What do you guys think about this site? Do you trust it? If not is there any particular test you've performed or is it just "it's not official, it's crap"? In the past I've tried downloading Windows ISOs, generating checksums and comparing it to the original files (not all, just like 2 or 3) and they were never the same. I believe it could be because they tend to install the updates and releasing ISOs as they go, but I'm not sure. I jsut wanted to hear your opinion.


----------



## Geoff

What website?  Computer Forum?


----------



## johnb35

Geoff said:


> What website?  Computer Forum?


Read the title Geoff  

http://getintopc.com/


----------



## Laquer Head

I get an alert this site is not secure!!! haha


----------



## Deadpool

Laquer Head said:


> I get an alert this site is not secure!!! haha



This one or getintopc? You people confused me


----------



## Laquer Head

Deadpool said:


> This one or getintopc? You people confused me


to be fair..you started it..

getintopc gives alert


----------



## beers

Looks like fookin garbage to me.


----------



## johnb35

By the way, did anybody hear that WOT pulled their extension because of false ratings?

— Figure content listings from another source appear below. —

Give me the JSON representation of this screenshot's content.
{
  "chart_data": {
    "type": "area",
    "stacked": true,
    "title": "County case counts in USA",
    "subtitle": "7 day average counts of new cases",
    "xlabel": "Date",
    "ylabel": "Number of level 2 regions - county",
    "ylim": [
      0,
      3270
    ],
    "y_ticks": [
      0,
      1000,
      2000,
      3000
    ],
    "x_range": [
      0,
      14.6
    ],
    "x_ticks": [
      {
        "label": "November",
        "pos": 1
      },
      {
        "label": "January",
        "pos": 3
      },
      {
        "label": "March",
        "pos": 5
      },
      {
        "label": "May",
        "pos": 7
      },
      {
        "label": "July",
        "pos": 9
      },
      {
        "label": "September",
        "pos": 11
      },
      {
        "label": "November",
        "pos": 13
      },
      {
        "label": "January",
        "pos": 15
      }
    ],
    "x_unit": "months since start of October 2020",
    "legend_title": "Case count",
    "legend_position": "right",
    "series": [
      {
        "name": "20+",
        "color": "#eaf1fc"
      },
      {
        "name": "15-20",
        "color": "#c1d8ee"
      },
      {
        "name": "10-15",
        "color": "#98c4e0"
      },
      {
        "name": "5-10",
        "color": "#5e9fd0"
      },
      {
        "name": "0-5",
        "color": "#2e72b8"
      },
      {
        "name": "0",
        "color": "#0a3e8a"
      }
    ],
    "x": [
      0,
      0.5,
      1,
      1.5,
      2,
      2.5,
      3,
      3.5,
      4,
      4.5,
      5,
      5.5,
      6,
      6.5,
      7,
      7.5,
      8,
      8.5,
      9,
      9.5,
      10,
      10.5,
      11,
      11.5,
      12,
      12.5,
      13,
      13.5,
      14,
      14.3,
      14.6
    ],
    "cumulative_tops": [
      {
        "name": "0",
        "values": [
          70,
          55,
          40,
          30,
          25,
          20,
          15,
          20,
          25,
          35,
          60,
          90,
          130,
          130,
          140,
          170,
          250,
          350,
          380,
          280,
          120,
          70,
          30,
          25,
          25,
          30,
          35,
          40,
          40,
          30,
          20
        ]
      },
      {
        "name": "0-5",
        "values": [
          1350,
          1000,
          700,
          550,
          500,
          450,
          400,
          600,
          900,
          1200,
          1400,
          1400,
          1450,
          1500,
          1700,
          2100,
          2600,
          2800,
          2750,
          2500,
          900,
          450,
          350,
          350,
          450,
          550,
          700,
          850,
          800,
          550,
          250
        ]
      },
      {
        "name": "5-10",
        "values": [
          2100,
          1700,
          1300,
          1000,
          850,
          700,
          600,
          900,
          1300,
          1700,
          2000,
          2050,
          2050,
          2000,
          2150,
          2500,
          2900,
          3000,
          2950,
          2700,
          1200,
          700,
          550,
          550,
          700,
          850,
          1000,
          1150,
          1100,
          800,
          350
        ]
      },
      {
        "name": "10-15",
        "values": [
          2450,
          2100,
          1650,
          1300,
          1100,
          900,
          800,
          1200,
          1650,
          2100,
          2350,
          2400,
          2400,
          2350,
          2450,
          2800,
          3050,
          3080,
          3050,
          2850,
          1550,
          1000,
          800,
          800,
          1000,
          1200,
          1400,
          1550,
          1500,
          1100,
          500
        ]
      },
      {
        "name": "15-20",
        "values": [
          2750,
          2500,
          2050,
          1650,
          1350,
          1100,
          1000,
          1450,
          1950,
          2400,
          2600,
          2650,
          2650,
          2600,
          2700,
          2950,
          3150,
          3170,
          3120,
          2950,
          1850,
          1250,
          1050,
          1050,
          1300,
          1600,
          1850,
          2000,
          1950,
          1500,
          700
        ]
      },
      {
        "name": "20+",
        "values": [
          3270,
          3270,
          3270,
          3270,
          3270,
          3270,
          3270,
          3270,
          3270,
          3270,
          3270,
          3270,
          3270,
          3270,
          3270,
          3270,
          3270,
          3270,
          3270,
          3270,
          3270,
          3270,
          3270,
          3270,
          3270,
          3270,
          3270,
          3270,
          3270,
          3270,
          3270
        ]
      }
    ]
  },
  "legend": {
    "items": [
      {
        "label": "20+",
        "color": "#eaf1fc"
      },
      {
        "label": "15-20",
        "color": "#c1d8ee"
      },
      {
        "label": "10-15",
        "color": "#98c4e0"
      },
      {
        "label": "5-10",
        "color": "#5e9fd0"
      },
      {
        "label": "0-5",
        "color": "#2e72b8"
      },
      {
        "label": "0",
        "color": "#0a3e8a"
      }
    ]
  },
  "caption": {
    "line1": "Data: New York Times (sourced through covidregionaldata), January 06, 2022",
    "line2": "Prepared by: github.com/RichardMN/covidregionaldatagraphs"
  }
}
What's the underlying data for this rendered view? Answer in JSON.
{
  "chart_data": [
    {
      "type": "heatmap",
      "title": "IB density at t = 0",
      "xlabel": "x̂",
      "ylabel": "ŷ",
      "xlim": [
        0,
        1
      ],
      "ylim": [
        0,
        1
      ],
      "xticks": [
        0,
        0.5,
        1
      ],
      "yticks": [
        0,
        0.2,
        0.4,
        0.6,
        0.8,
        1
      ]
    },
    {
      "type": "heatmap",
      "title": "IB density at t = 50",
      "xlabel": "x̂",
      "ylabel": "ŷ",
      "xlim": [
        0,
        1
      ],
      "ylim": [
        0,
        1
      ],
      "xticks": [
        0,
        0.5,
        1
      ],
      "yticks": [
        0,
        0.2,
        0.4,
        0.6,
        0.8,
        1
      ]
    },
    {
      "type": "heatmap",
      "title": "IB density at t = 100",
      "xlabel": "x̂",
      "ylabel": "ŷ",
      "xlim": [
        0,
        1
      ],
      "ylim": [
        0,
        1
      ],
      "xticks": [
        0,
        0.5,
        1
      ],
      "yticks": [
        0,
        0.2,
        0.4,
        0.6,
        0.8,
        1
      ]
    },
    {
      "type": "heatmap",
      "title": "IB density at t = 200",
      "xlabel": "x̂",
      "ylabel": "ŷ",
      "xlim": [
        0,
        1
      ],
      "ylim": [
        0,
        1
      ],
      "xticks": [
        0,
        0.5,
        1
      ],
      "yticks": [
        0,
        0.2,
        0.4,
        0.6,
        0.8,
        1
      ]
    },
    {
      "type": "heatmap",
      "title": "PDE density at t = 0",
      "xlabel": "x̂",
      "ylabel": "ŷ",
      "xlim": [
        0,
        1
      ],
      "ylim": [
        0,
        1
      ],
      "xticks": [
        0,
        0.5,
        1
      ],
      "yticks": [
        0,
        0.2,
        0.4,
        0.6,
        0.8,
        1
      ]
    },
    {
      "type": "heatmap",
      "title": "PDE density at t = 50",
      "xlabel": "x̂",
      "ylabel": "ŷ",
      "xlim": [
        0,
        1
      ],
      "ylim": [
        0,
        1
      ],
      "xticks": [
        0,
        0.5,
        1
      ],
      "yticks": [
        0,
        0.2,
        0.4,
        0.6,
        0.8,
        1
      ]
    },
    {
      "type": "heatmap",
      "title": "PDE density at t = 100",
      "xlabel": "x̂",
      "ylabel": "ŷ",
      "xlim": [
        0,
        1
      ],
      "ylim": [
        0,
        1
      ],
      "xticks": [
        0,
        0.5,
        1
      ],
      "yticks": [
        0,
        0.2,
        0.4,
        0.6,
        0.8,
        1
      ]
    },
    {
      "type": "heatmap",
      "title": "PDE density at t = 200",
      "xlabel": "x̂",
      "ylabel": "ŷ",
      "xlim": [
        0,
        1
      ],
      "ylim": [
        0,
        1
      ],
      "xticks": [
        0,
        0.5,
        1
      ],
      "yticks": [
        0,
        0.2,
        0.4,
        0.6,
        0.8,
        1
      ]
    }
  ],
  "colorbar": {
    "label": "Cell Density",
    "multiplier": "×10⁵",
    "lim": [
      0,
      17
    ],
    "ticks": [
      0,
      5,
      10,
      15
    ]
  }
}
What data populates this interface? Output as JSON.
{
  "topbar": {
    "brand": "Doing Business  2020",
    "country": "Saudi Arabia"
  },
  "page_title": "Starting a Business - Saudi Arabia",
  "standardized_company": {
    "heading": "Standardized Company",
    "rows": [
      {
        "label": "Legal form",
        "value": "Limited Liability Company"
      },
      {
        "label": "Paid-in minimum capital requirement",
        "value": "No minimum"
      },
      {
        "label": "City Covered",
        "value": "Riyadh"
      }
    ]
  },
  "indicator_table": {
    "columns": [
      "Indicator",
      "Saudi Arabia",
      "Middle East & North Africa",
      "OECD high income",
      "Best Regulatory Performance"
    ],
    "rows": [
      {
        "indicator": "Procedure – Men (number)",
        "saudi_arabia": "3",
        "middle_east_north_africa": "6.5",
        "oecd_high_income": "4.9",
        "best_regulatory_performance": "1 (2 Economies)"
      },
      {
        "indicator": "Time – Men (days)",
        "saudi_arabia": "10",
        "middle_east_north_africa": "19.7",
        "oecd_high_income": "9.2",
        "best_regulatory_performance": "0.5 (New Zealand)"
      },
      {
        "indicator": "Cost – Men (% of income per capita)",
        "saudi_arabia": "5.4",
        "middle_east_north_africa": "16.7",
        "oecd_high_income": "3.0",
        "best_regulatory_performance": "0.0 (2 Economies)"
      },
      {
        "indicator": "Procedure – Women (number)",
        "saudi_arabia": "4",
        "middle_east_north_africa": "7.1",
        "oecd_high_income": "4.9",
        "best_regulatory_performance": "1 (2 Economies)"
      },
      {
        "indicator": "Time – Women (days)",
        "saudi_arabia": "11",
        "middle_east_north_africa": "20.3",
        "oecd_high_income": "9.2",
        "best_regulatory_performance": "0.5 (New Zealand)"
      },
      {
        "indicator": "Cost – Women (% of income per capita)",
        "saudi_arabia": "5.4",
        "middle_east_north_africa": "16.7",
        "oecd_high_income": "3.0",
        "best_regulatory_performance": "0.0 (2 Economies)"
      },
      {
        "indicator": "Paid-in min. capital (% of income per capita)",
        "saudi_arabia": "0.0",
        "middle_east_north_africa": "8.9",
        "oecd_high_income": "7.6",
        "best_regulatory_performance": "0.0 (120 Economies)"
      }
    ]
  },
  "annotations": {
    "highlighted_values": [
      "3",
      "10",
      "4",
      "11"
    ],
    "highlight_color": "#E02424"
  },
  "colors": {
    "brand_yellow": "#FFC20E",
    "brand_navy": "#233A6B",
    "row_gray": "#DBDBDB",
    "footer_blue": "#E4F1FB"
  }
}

https://www.lifehacker.com.au/2016/...d-from-firefox-chrome-after-privacy-concerns/


----------



## Laquer Head

crazy


----------



## Deadpool

johnb35 said:


> By the way, did anybody hear that WOT pulled their extension because of false ratings?
> 
> https://www.lifehacker.com.au/2016/...d-from-firefox-chrome-after-privacy-concerns/



Well now that you mention it, Spybot detects it as spyware I believe. The threat level is not high but it's there. I actually stopped using it because of that.


----------